Model 3 Generative Android'in kısaltması olan M3GAN, travma sonrası bir hayatı kolaylaştırmak için oluşturulan sevimli bir robot olarak karşımıza çıkıyor.

Ancak bu sevimlilik, kendini geliştirebilen yapay zeka ile birleşince Chucky'den Terminatör'ün durdurulamaz makinelerine kadar izleyenlere aşikar bir ton da sunuyor.

Allison Williams'ın canlandırdığı Gemma, M3GAN'ı bir trafik kazasında ailesini kaybeden yeğeni Cady için tasarlamış olsa da işler pek umduğu gibi gitmiyor. Violet McGraw, Cady rolüyle tam eşleşirken, Gemma'nın Cady'nin yasal varisi olmak istemesi ama onun için yapabileceği pek de bir şeyin olmaması seyircinin gözünden kaçırılmıyor. Film de odağını bu konuya çevirerek Gemma'nın M3GAN'ı yapmasını sağlıyor.

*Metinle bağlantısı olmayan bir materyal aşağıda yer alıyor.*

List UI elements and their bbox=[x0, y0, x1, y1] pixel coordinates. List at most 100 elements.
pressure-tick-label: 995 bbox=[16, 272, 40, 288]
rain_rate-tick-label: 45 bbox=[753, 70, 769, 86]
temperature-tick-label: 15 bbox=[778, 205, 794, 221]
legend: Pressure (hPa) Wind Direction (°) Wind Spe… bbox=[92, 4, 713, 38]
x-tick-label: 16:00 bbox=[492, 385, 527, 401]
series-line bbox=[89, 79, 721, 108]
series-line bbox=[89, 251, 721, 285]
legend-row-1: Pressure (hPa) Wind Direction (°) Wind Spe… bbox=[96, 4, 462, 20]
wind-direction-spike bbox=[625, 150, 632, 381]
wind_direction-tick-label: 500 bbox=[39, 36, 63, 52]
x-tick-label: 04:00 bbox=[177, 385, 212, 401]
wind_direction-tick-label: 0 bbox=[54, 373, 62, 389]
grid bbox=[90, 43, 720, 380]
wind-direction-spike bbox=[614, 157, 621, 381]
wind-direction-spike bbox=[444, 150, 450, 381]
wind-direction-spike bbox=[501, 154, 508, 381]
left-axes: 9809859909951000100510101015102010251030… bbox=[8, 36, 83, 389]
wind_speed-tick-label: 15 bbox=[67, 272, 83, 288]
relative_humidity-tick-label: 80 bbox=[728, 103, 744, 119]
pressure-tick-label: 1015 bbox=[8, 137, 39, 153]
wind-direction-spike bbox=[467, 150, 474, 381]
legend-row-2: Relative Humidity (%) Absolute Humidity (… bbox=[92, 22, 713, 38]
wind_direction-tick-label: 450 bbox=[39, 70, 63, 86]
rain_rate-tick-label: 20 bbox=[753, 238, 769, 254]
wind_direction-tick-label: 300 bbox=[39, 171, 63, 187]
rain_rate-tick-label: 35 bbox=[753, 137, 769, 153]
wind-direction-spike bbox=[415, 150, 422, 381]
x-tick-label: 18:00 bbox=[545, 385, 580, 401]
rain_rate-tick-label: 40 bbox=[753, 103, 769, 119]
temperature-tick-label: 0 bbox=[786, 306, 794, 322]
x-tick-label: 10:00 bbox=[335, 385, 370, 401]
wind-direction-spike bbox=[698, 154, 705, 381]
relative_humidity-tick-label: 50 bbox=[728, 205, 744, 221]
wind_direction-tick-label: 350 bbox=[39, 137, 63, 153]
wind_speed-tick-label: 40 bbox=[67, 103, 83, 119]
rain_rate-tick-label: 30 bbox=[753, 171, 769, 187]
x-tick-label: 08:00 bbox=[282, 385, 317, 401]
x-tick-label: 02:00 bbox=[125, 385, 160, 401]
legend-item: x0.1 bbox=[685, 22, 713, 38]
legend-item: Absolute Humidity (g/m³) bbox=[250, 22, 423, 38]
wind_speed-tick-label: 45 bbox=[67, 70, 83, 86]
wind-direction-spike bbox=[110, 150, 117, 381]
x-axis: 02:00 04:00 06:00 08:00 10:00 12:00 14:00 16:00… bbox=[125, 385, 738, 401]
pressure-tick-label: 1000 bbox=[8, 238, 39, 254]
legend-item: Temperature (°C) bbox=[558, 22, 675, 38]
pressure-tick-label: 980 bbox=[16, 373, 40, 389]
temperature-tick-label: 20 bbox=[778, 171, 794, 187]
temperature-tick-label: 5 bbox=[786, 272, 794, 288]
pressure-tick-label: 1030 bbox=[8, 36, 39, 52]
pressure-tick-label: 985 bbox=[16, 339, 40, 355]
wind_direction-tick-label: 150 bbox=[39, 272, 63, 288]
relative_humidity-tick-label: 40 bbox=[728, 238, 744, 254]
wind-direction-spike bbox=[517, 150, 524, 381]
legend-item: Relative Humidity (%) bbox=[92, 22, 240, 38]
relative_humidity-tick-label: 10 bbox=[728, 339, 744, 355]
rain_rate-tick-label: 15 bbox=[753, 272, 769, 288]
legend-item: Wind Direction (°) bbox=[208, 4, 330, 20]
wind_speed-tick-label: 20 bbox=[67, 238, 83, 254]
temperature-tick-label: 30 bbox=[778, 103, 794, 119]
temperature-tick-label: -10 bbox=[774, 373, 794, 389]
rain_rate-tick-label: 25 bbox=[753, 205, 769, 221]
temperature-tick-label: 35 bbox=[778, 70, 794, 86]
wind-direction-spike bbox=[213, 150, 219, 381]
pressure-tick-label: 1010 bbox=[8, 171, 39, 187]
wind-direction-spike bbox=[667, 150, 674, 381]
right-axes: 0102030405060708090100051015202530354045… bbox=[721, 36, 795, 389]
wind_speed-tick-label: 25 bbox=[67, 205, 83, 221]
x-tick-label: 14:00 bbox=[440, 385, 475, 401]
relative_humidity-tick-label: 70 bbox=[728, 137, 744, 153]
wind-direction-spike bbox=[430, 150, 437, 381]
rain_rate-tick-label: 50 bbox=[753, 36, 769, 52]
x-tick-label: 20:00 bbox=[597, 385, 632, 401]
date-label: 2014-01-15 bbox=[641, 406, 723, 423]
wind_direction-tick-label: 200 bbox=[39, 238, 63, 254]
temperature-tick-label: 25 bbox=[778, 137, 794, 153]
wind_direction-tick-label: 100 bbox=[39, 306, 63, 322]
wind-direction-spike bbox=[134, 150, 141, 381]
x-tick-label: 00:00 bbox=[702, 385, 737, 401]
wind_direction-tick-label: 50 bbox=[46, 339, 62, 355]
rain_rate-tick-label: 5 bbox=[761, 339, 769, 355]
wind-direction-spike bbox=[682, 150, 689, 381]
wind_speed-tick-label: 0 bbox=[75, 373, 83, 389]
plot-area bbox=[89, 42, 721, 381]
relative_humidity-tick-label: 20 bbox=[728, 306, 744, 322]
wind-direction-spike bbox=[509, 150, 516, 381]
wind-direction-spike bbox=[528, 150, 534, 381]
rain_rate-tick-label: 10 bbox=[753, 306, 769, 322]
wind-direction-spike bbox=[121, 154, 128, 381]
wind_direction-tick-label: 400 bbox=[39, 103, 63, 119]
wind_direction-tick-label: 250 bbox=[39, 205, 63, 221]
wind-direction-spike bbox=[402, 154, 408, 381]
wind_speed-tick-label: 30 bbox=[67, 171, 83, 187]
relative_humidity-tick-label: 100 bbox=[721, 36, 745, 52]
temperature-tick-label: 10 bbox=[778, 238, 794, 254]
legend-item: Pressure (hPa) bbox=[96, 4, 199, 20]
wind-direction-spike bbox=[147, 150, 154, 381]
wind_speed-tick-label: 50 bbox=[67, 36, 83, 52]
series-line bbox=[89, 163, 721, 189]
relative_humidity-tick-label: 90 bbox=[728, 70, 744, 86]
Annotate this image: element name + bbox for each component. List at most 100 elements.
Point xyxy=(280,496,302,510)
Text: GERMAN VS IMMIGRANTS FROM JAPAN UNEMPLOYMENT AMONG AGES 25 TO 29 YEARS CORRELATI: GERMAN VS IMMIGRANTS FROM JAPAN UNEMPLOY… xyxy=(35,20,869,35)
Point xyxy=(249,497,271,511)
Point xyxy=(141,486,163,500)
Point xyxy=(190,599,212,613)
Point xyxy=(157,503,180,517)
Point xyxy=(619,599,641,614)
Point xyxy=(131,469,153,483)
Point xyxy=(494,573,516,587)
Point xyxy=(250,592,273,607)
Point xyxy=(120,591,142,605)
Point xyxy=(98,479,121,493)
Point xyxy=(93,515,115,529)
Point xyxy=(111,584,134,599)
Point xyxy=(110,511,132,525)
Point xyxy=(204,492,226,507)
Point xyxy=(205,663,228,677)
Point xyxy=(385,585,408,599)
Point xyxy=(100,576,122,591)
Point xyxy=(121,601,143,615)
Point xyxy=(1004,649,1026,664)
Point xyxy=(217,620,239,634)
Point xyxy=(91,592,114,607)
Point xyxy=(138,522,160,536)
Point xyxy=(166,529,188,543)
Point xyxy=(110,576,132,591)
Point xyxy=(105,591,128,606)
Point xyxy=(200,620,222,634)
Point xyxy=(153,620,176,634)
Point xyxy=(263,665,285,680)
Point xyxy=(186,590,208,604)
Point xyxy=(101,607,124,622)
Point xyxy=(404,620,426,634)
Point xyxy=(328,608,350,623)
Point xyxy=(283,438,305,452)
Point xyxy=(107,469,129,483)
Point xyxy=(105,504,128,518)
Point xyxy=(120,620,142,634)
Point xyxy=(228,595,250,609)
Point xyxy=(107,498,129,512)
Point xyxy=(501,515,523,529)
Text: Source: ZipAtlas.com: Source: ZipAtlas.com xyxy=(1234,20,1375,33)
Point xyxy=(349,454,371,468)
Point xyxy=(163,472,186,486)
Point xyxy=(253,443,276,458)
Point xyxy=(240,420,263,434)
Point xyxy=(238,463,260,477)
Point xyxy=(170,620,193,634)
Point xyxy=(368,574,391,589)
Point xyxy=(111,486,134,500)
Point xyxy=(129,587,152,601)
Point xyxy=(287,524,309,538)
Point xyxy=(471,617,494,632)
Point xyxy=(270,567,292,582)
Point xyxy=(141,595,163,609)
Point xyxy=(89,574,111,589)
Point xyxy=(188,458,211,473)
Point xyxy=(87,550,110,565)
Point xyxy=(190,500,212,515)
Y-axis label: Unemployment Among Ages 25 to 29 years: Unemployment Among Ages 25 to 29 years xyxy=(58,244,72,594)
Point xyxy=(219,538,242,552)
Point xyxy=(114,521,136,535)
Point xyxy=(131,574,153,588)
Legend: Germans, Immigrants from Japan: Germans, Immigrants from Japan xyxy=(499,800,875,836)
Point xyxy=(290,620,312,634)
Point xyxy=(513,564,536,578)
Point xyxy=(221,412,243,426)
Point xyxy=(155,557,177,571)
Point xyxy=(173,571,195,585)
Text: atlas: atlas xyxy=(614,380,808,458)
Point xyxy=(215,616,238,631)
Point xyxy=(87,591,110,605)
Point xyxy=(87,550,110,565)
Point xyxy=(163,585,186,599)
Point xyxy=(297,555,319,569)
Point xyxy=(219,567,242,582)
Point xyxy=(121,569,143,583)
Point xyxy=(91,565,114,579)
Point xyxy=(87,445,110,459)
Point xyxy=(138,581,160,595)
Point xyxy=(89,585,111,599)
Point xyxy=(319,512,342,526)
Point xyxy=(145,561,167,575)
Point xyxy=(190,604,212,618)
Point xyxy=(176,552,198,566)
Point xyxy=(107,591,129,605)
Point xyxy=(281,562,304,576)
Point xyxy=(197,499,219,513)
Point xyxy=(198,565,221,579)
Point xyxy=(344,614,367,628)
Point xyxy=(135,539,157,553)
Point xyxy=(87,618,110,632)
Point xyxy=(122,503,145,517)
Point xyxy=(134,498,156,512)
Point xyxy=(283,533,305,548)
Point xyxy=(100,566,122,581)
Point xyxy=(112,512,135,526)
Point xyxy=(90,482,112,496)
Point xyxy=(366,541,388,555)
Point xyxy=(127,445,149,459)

Geç başlayan olaylar erken bitiyor, film ne kadar beğenilse de ortaya çıkan durdurulamaz titanyum bebek bir şekilde Chucky'ye dönüşüyor ve seyir keyfi izleyenlerin yorumuna bırakılıyor. Atıfları bir kenara bırakırsak, M3GAN bağlanmanın doğasına dokunaklı ve sivri bir bakış da sunuyor.

Filmde teyze-yeğen dinamiği, duygulu ve taze hissettiren bakış açılarından sevgiyle ekranlara getiriliyor. Gemma'nın kariyerinden daha önemli şeyleri fark etmesi gerektiğini kavrayan rolü ile gerçeklikten kopma arzumuz başarılı bir şekilde sahnede yerini alıyor.

Eğlenceli sahnelerin yanı sıra duygu yoğunluklu anlar ve yaratıcı bir dans ile insan avı da hiç fena durmuyor.

M3GAN

Gemma üzerinde çalışması gereken bir oyuncak işini bilerek erteleyerek M3GAN'ı şirketine sunuyor. İyi hazırlanmış bir tanıtım tiyatrosu ile şirkette yükseleceğini anladığımız robot mühendisinin bir şeylerin yolunda gitmediğini fark etmesi kurguda tam da o anlara denk geliyor. Çocuk bakıcısı olarak da izlediğimiz M3GAN, futuristik planda pek çok şekilde yeniden karşımıza çıkabileceğinin sinyallerini de özellikle son sahnelerde seyirciye hissettiriyor.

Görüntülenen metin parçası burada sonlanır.